Wednesday, February 22, 2006

BLM Field Manager: 'This is an energy office'

The Bush Administration has transformed the Bureau of Land Management to the Bureau of Frantic Oil and Gas Leasing. Funds meant to safeguard the environment and wildlife are diverted to drilling permit applications. Biologists who should be protecting the environment are spending all their time approving drilling permits -- this small area of Wyoming is scheduled to have six (6) times as many oil and gas wells over the next decade.

WaPo: Federal Wildlife Monitors Oversee a Boom in Drilling
Energy Programs Trump Conservation

PINEDALE, Wyo. -- The Bureau of Land Management, caretaker of more land and wildlife than any federal agency, routinely restricts the ability of its own biologists to monitor wildlife damage caused by surging energy drilling on federal land, according to BLM officials and bureau documents.

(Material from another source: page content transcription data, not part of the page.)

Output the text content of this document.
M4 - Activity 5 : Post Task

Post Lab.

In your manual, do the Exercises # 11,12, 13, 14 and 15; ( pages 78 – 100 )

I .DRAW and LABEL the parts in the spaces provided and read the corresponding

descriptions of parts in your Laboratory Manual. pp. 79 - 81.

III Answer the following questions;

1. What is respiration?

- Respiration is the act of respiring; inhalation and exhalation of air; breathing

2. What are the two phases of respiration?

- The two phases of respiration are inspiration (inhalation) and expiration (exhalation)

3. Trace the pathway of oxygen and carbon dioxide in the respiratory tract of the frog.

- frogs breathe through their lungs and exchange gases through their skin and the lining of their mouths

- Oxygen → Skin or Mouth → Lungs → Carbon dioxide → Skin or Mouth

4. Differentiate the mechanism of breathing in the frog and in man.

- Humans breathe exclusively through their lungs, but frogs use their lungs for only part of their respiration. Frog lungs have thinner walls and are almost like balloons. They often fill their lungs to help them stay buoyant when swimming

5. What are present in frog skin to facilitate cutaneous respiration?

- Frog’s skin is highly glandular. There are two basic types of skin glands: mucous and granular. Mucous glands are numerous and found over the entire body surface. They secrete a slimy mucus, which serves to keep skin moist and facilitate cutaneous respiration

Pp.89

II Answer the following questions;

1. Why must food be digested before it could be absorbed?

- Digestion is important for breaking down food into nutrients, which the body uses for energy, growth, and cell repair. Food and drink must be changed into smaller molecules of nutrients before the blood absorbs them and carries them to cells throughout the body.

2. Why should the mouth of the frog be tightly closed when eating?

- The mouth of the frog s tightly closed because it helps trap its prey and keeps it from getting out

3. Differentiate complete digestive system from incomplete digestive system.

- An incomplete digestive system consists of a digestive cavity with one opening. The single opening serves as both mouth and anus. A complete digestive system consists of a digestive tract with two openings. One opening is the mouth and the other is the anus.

The officials and documents say that by keeping many wildlife biologists out of the field doing paperwork on new drilling permits and that by diverting agency money intended for wildlife conservation to energy programs, the BLM has compromised its ability to deal with the environmental consequences of the drilling boom it is encouraging on public lands.

Here on the high sage plains of western Wyoming, often called the Serengeti of the West because of large migratory herds of deer and antelope, the Pinedale region has become one of the most productive and profitable natural gas fields on federal land in the Rockies. With the aggressive backing of the Bush administration, many members of Congress and the energy industry, at least a sixfold expansion in drilling is likely here in the coming decade.

Recent studies of mule deer and sage grouse, however, show steep declines in their numbers since the gas boom began here about five years ago: a 46 percent decline for mule deer and a 51 percent decline for breeding male sage grouse. Early results from a study of pronghorn antelope show that they, too, avoid the gas fields.

Yet as these findings have come in, the wildlife biologists in the Pinedale office of the BLM have rarely gone into the field to monitor harm to wildlife.

"The BLM is pushing the biologists to be what I call 'biostitutes,' rather than allow them to be experts in the wildlife they are supposed to be managing," said Steve Belinda, 37, who last week quit his job as one of three wildlife biologists in the BLM's Pinedale office because he said he was required to spend nearly all his time working on drilling requests. "They are telling us that if it is not energy-related, you are not working on it."


In the Pinedale BLM office, as in agency offices across the West, monitoring and research on the impact of drilling on wildlife are almost never done by staff biologists, according to Roger L. Bankert, associate field manager for lands and minerals.

"This is an energy office, and our biologists don't have time to do the monitoring," Bankert said. He said it is "done by private consultants who are hired by the energy companies," with BLM approval.